Robust S. Korean GDP raises rate hike prospects
SEOUL: South Korea’s economy clocked its fastest growth in seven years last quarter, as global demand for the country’s electronics more than offset the impact of regional geopolitical strains on trade and boosted expectations for an imminent interest rate rise.
Gross domestic product rose 1.4% in the third quarter from the previous quarter, preliminary numbers from the Bank of Korea showed yesterday, significantly beating the 0.8% forecast in a Reuters survey and marking the biggest jump since a 1.7% spike in the second-quarter of 2010.
Year-on-year growth accelerated to 3.6% in the third quarter from 2.7% in the second quarter, also beating forecasts.
The stellar numbers show Asia’s fourthlargest economy has been able to brush aside the impact of a diplomatic chill between China and South Korea over a US missile defence system and wider concerns about North Korean military provocations.
They have also prompted several analysts to bring forward forecasts for a central bank rate hike.
Kim Doo-un, an economist at Hana Financial Investment Co Ltd, now sees a 25 basis point hike in the bank’s next policy meeting in November.

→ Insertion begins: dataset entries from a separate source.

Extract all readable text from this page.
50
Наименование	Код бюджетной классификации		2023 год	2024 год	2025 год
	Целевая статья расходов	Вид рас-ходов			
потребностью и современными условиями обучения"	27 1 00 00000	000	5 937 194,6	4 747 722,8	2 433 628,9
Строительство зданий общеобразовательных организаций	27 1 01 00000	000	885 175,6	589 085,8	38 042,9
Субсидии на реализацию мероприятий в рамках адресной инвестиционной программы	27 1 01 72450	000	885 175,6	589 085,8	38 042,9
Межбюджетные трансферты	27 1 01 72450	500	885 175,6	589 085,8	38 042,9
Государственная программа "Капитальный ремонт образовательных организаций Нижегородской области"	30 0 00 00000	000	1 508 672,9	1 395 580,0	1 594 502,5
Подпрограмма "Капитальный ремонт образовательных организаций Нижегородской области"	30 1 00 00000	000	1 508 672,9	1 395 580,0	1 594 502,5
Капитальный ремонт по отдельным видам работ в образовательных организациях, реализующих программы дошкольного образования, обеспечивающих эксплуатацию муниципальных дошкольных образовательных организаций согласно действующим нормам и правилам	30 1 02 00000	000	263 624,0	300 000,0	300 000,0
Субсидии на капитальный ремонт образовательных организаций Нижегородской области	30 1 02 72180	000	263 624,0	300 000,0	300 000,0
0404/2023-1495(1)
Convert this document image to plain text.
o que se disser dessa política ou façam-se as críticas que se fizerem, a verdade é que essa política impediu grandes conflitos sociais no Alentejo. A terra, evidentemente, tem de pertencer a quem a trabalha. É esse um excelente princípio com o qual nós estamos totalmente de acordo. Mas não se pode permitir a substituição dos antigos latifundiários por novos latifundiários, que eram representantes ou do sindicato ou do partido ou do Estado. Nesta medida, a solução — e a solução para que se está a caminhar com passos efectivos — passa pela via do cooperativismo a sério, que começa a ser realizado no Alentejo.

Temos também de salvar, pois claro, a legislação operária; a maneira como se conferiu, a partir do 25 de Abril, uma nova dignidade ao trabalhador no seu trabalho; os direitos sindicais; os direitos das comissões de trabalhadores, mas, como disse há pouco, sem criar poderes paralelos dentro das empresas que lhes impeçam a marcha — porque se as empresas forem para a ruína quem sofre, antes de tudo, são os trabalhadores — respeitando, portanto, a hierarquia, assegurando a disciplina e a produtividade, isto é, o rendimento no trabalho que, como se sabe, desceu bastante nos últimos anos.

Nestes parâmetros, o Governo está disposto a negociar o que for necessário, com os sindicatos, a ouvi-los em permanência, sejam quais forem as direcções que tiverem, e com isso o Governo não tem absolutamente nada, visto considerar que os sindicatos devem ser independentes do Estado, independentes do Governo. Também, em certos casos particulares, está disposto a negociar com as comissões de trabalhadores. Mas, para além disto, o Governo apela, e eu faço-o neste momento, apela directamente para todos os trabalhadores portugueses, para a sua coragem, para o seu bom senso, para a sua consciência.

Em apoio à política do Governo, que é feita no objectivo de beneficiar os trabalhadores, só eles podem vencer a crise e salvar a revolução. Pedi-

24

“This kind of robust growth is surely a rate-hike ingredient,” Kim said. “Shipments out of semiconductors and IT sector in general have been good, and it also seems exports of services also improved in the third quarter.”
The Bank of Korea kept its policy rate unchanged at the record low of 1.25% last week but one dissenting policymaker called for a hike, prompting some speculation that a tightening could take place at the central bank’s next policy meeting on Nov 30.
The third-quarter numbers are likely to bolster this view with growth now on track to hit the central bank’s official forecast of a 3% expansion.
“Even if the economy contracts on-quarter, say by about 0.54% in the fourth quarter, we can achieve 3% expansion this year,” Chung Kyu-il, director general for the Economics Statistics Department at the BoK said on the sidelines of a briefing in Seoul.
The central bank said last week that a row with China over Seoul’s deployment of a US anti-missile system could knock off 0.4 percentage points off the nation’s economic growth this year.
China believes the missile defence system can be used to l ook i nside its territory.
An unofficial Chinese boycott against South Korean consumer products and tourism has hurt some segments of Korea’s economy though shipments of other products such as memory chips remain very strong.
Exports grew 6.1% in the third quarter after declining 2.9% a quarter earlier, while private consumption growth slowed to 0.7% in the July-September period from 1.0%.
Exports, which account for about 40% of GDP, notched a ninth consecutive month of double-digit growth in September in value terms, the longest stretch of such expansion since 2001.
“It has been the semiconductors that mainly boosted production from manufacturing sector, but the third quarter also saw some extra boost from overseas sales of cars and petrochemical products,” Chung said in a briefing.
The outlook for domestic demand is also improving for the year ahead, with the nation’s minimum wage set for its biggest increase in nearly two decades next year.